Vesiculation from Pseudomonas aeruginosa under SOS

Abstract

Bacterial infections can be aggravated by antibiotic treatment that induces SOS response and vesiculation. This leads to a hypothesis concerning association of SOS with vesiculation. To test it, we conducted multiple analyses of outer membrane vesicles (OMVs) produced from the Pseudomonas aeruginosa wild type in which SOS is induced by ciprofloxacin and from the LexA noncleavable (lexAN) strain in which SOS is repressed. The levels of OMV proteins, lipids, and cytotoxicity increased for both the treated strains, demonstrating vesiculation stimulation by the antibiotic treatment. However, the further increase was suppressed in the lexAN strains, suggesting the SOS involvement.

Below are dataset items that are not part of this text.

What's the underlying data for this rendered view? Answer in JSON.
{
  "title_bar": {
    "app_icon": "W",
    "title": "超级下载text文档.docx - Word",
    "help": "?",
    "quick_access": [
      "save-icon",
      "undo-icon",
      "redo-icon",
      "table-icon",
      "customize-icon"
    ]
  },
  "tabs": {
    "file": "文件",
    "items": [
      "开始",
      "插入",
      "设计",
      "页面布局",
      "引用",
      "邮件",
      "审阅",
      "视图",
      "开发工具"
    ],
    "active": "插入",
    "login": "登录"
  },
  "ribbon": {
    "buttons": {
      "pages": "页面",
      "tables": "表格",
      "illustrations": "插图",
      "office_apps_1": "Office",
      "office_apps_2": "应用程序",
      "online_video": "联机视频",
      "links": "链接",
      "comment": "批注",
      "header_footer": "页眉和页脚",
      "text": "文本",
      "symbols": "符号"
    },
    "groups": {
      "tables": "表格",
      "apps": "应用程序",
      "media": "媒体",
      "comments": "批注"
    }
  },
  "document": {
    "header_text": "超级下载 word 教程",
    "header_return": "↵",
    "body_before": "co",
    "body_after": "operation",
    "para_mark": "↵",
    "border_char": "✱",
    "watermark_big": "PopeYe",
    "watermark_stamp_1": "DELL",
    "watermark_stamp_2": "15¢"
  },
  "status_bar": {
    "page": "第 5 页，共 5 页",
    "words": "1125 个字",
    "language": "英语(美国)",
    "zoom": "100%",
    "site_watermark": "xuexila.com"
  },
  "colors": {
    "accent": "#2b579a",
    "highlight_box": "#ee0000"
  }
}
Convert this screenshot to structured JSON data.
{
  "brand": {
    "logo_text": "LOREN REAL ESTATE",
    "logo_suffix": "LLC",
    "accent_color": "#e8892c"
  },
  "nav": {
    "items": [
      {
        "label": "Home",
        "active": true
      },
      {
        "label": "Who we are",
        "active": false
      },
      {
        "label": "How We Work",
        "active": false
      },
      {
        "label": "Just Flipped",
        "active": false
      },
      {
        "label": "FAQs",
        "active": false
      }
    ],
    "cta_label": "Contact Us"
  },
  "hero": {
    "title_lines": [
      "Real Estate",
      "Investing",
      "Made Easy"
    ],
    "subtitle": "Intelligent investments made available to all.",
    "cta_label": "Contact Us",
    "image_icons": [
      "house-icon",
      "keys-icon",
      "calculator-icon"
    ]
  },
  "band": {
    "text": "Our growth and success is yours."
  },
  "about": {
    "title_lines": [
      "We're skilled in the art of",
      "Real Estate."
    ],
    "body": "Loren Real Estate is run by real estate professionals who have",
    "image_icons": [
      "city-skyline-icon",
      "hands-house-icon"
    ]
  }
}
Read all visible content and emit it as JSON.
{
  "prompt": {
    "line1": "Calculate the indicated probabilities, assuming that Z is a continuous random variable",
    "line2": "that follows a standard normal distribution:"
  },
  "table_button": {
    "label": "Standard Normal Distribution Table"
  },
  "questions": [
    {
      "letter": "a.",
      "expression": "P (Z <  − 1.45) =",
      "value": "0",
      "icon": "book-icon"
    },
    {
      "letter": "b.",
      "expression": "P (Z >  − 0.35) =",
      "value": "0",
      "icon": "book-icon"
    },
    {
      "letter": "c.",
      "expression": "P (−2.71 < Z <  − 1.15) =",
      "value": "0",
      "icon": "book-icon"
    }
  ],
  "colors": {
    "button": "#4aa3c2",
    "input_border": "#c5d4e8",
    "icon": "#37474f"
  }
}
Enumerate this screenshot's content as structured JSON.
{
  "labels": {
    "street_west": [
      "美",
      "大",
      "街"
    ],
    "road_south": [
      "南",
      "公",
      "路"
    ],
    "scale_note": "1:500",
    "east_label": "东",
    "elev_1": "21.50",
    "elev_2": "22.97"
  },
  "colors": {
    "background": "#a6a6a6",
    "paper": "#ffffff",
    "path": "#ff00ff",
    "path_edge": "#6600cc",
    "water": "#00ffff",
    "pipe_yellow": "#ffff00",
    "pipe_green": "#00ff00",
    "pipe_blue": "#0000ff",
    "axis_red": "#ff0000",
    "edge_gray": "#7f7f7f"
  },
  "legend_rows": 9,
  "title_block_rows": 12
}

Obviously, the stimulated vesiculation is attributed by both SOS-related and unrelated factors. OMV subproteomic analysis was performed to examine these factors, which reflected the OMV-mediated cytotoxicity and the physiology of the vesiculating cells under treatment and SOS. Thus, SOS plays a role in the vesiculation stimulation that contributes to cytotoxicity.

Figure 1

The bacterial SOS response. The response is triggered by DNA-damage antibiotics. This response is controlled by the RecA-LexA interplay, in which LexA represses the SOS genes. DNA damage activates RecA to simulate autocatalytic cleavage of LexA so that the SOS genes are depressed and expressed. X, the mutation rendering LexA noncleavable.

Figure 2

Microscopy of P. aeruginosa under the ciprofloxacininduced SOS response. The wild-type (PAO1) and the LexA noncleavable (lexAN) strains were grown in LB with shaking for 2 hrs, and then ciprofloxacin (CPX) was added (1 μg/mL). The culture continued for 6 hrs. (a) PAO1 without and (b) with CPX. (c) PAO1 with 5 μg/mL CPX. (d) lexAN without and (e) with CPX. (f) lexAN with 5 μg/mL CPX. Arrows in (c) and (f) show damaged and lysed cells. Cell bar, 5 μm. Inset (b) shows transmission electron microscopy of OMVs from the treated wild-type cultures. Inset (e) shows lexAN OMVs. OMV bar, 0.1 μm.

Figure 3

OMV production from P. aeruginosa under the ciprofloxacin-induced SOS response. (a) Growth of the wild-type (PAO1) and the LexA noncleavable strains. Both strain were grown in LB with shaking for 2 hrs, and then ciprofloxacin (CPX) was added. The culture continued for 6 hrs. OMVs were isolated from the wild-type and the lexAN cells treated with or without ciprofloxacin (CPX). (b) Quantification of OMV proteins by Bradford (n = 7) and (c) OMV lipids by weight (n = 3). (*P < 0.05).

Figure 4

OMV-mediated macrophage cytotoxicity is SOS dependant. OMVs isolated from the wild-type (wt) and the LexA noncleavable (lexAN) cells as indicated were incubated with macrophage. Top: phase-contrast microscopy of macrophage incubated with OMVs at 1.3 μg/mL after a 1 hr incubation. Bar, 20 μm. Bottom: cytotoxicity was measured as the levels of released cytosolic lactate dehydrogenase after 4 hr incubation. It was set 0 for the macrophage-only control. OMV concentrations: grey, 1.3 μg/mL; doted, 0.65 μg/mL; blank, 0.325 μg/mL. (*P < 0.05, n = 4).

Figure 5

The SDS-PAGE based proteomic analyses of OMV proteins from the SOS-induced and the un-induced cells. CPX, ciprofloxacin. N, LexA noncleavable; and wt, wild-type. Illustrated to the right were the proteins known to associate with OMVs, cytotoxicity, and SOS (See text and Tables for details).